Wednesday 21 November 2012

Mirin facts



Mirin is a great liqueur that many Japanese people forgot how to enjoy.


If you ask your average Japanese friend if they ever had drunk mirin, they would look at you as if you went bonkers. They may even try to educate you, telling you that it is not for drinking but for cooking.
I remember in my teenage years, adults were talking about kitchen drinkers who drunk "even" mirin. Drinking mirin was seen as the final denigration.

And yet, mirin had a place akin to port wine during the Edo period. Its rich sweetness was much valued and mirin infused with herbs was ( and to a certain degree still is) an indispensable drink to mark New Year.

Much like you make sloe gin by infusing sloe in gin, mirin is made by infusing koji and glutinous rice(optional) into distilled alcohol, mostly shochu.
The recipe is something like below.

Koji: glutinous rice: distilled alcohol=1:1:4
Koji: distilled alcohol=1:2

The latter is supposed to be quicker to mature ( about 3 months?) but I think the former, which takes minimum of 6 months to mature, tends to have richer sweetness.

Of course, mirin's sweetness meant people used it in cooking, especially when sugar was hard to come by. But what damaged mirin as a drink is a combination of tax and advent of supermarket.

Japanese alcohol tax used to be very strict and, proper, drinkable mirin was not allowed on supermarket shelves for a long time.
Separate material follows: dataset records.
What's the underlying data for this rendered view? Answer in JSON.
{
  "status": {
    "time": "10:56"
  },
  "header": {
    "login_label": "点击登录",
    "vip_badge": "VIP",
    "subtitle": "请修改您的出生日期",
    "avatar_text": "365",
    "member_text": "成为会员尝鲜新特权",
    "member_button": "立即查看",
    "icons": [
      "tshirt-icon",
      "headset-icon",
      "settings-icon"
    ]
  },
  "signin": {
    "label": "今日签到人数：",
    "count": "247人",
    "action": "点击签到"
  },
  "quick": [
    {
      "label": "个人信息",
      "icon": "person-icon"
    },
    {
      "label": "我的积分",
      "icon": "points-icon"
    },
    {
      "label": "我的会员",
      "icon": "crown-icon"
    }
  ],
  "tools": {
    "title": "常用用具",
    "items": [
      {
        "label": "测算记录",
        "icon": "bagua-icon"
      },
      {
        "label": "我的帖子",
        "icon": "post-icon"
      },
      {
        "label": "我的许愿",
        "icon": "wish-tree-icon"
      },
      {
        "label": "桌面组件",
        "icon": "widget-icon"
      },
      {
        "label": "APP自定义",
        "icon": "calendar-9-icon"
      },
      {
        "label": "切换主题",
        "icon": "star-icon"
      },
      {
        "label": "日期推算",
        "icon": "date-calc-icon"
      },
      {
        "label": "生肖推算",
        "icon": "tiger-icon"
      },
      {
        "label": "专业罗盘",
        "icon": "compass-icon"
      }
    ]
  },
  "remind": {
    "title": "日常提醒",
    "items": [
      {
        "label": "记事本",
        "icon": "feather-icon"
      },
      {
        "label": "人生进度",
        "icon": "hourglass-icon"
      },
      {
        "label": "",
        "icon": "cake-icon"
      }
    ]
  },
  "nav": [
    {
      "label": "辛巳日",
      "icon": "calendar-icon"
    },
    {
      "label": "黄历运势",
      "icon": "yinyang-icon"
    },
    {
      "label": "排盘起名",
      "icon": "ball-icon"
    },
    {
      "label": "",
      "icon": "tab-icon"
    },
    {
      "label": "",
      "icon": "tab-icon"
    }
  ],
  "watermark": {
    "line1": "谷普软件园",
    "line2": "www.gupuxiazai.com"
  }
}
You needed to go to a proper wine shop for a bottle of mirin those days.
But, of course, there was a leeway. If you added 2% salt to mirin, making it too salty to drink but good enough for cooking, you could sell it in a supermarket. Also, it was much cheaper as it was technically not alcohol.

For many people, mirin is that salty sweet liquid, disgusting to drink, but good when you are stewing food, or making teriyaki sauce. I myself have never tasted proper matured mirin until well into my thirties, but when I finally did, it overwhelmed me by its complexity of flavor and taste.
I find it rather sad that once prized drink is so totally forgotten in its own birthplace.


Now, if you are wanting mirin just for cooking, you can pretty much substitute it by mixing rice wine and sugar. But properly matured drinkable mirin is a totally different story. That is something worth waiting for a year or two.


This year, I was surprised to find a bottle of mirin on a supermarket shelf in Britain. My memory was that mirin was one ingredient that was hard to get hold of in mainstream supermarkets.
I bought a bottle and only when I came back home, checked the label. Ingredients: Glucose syrup, water, rice, alcohol, corn syrup. Made in Japan.

Well, I don't blame the supermarket as it is what majority of my folks believe what mirin to be. But maybe it is worthwhile to start infusing some more now.